Somy Ali Draws Attention to Lonliness!
As conversations around mental health and emotional well-being continue to gain urgency, former actress and humanitarian Somy Ali is drawing attention to a growing crisis that often goes unnoticed—loneliness.
Reacting to a recent survey that ranked India among the loneliest countries in the world, Somy reflected on how genuine human connection has become increasingly rare despite living in an age of constant communication.
“For a lot of people, it’s been a long time since someone genuinely asked, ‘How are you?’ and waited for the real answer,”Somy says. “We’ve trained ourselves to say ‘I’m fine’ so quickly that even when someone asks, we rarely tell the truth. In my work, I’ve sat with women and children who haven’t been truly heard in years. Sometimes just one person asking with real care—and then staying quiet long enough to listen—can make someone feel seen for the first time in a very long time.”
Having spent years working with survivors of abuse through her NGO, No More Tears, Somy believes loneliness is less about the number of relationships people have and more about the absence of meaningful conversations.
“You can be surrounded by family, colleagues, or even thousands of followers and still feel completely invisible,” she explains. “Loneliness isn’t always about being alone.
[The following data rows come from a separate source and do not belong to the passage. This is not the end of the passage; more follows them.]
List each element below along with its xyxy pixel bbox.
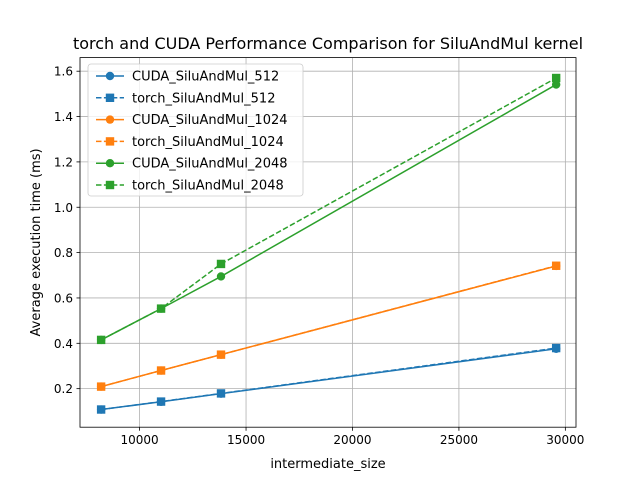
legend-label: torch_SiluAndMul_512 bbox=[132, 91, 275, 106]
legend-label: torch_SiluAndMul_2048 bbox=[132, 179, 284, 194]
chart-title: torch and CUDA Performance Comparison fo… bbox=[73, 34, 583, 53]
data-point bbox=[551, 343, 561, 353]
data-point bbox=[216, 272, 226, 281]
legend-item: torch_SiluAndMul_1024 bbox=[96, 135, 284, 150]
legend-marker bbox=[105, 137, 115, 146]
y-tick-label: 1.6 bbox=[54, 65, 73, 79]
legend-marker bbox=[105, 115, 115, 124]
y-tick-label: 1.0 bbox=[54, 201, 73, 215]
x-tick-label: 10000 bbox=[121, 433, 159, 447]
data-point bbox=[96, 335, 106, 345]
data-point bbox=[216, 389, 226, 398]
series-1 bbox=[96, 343, 561, 414]
series-line bbox=[101, 347, 557, 411]
legend-label: CUDA_SiluAndMul_2048 bbox=[132, 157, 288, 172]
data-point bbox=[96, 405, 106, 414]
legend-marker bbox=[105, 93, 115, 102]
series-5 bbox=[96, 73, 561, 345]
y-tick-label: 1.4 bbox=[54, 110, 73, 124]
legend-marker bbox=[105, 159, 115, 168]
legend-item: CUDA_SiluAndMul_512 bbox=[96, 70, 279, 85]
data-point bbox=[551, 261, 561, 270]
legend-marker bbox=[105, 180, 115, 190]
legend-marker bbox=[105, 71, 115, 81]
y-tick-label: 1.2 bbox=[54, 155, 73, 169]
x-tick-label: 30000 bbox=[546, 433, 584, 447]
x-tick-label: 20000 bbox=[333, 433, 371, 447]
y-axis: 0.2 0.4 0.6 0.8 1.0 1.2 1.4 1.6 bbox=[54, 65, 80, 396]
legend-box bbox=[87, 63, 304, 197]
data-point bbox=[216, 350, 226, 359]
legend-item: torch_SiluAndMul_2048 bbox=[96, 179, 284, 194]
data-point bbox=[156, 304, 166, 313]
legend-item: torch_SiluAndMul_512 bbox=[96, 91, 275, 106]
legend-item: CUDA_SiluAndMul_2048 bbox=[96, 157, 288, 172]
x-tick-label: 15000 bbox=[227, 433, 265, 447]
y-axis-label: Average execution time (ms) bbox=[29, 148, 44, 336]
series-2 bbox=[96, 261, 561, 391]
y-tick-label: 0.4 bbox=[54, 337, 73, 351]
x-tick-label: 25000 bbox=[440, 433, 478, 447]
y-tick-label: 0.2 bbox=[54, 382, 73, 396]
series-line bbox=[100, 77, 557, 341]
data-point bbox=[156, 397, 166, 406]
legend-item: CUDA_SiluAndMul_1024 bbox=[96, 113, 288, 128]
x-axis: 10000 15000 20000 25000 30000 bbox=[121, 427, 584, 447]
plot-frame bbox=[79, 57, 577, 428]
data-point bbox=[156, 366, 166, 375]
data-point bbox=[216, 259, 226, 269]
legend: CUDA_SiluAndMul_512 torch_SiluAndMul_512 C… bbox=[87, 63, 304, 197]
data-point bbox=[96, 382, 106, 391]
y-tick-label: 0.6 bbox=[54, 291, 73, 305]
data-point bbox=[551, 80, 561, 89]
y-tick-label: 0.8 bbox=[54, 246, 73, 260]
x-axis-label: intermediate_size bbox=[270, 457, 385, 472]
series-3 bbox=[96, 261, 561, 391]
series-layer bbox=[96, 73, 561, 414]
legend-label: torch_SiluAndMul_1024 bbox=[132, 135, 284, 150]
legend-label: CUDA_SiluAndMul_1024 bbox=[132, 113, 288, 128]
legend-label: CUDA_SiluAndMul_512 bbox=[132, 70, 279, 85]
series-line bbox=[100, 265, 557, 388]
data-point bbox=[551, 73, 561, 83]
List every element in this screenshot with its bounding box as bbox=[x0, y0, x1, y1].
It’s about not having even one person you can be completely honest with without fearing judgment or feeling like a burden.”
The activist also shared her thoughts on social media and whether it has genuinely brought people closer together.
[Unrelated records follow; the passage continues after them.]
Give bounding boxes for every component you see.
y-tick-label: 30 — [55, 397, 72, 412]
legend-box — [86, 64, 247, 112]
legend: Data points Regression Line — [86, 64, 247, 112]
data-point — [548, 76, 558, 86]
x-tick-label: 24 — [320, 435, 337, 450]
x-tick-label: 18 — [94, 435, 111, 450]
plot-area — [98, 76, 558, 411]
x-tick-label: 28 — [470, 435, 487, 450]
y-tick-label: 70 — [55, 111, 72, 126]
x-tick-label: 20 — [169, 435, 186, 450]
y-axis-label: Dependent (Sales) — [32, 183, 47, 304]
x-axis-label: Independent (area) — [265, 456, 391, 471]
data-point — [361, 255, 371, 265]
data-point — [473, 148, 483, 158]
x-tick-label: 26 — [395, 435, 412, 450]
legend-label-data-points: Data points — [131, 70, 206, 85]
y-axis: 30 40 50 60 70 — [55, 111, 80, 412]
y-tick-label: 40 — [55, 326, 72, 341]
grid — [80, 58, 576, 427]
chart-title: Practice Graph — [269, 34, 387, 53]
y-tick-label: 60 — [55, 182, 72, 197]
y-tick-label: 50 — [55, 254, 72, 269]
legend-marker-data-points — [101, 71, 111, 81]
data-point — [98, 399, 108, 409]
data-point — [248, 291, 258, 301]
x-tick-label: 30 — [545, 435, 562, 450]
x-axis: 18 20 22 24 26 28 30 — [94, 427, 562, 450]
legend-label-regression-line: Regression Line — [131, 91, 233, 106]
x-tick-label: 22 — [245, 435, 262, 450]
“Social media has made us more visible to each other, but not necessarily more connected,” she says. “We see the highlights, the achievements, the carefully curated moments. What we rarely see are the breakdowns, the fear, or the nights someone spends crying alone. Real connection requires patience, presence, and the willingness to sit with someone else’s pain without trying to immediately fix it.”
According to Somy, finding authentic relationships has become more difficult than ever.
“Finding people is easy. Finding your people is hard,” she says. “It’s rare to find even one person with whom you can be completely yourself—without performance, without fear of being too much or not enough. After everything some of the survivors I work with have endured, that kind of emotional safety is incredibly difficult to find.”
She also points out that having hundreds of contacts or followers does not guarantee emotional support when it is needed most.
“I’ve seen people with full phones and thousands of followers who still have no one to call when they’re falling apart,”Somy notes. “Quantity doesn’t replace depth. When life gets truly difficult, many of those numbers go silent.”
The actress-turned-humanitarian believes that the rise of instant communication has also contributed to the decline of deeper conversations.
“We’ve become comfortable with quick check-ins and surface-level exchanges,” she says. “But healing and genuine connection require slow, honest, and sometimes uncomfortable conversations. Many people no longer know how to sit with pain—either their own or someone else’s.”
When asked about one message she wishes someone would send her today, Somy’s answer was strikingly simple.
“I wish someone would just say, ‘I’m here. You don’t have to explain anything. I’m not going anywhere.’ That’s it. No advice. No fixing. Just presence,” she says. “Sometimes that single sentence can keep someone from falling apart completely. I’ve witnessed that many times in my own life and through the work we do at No More Tears.”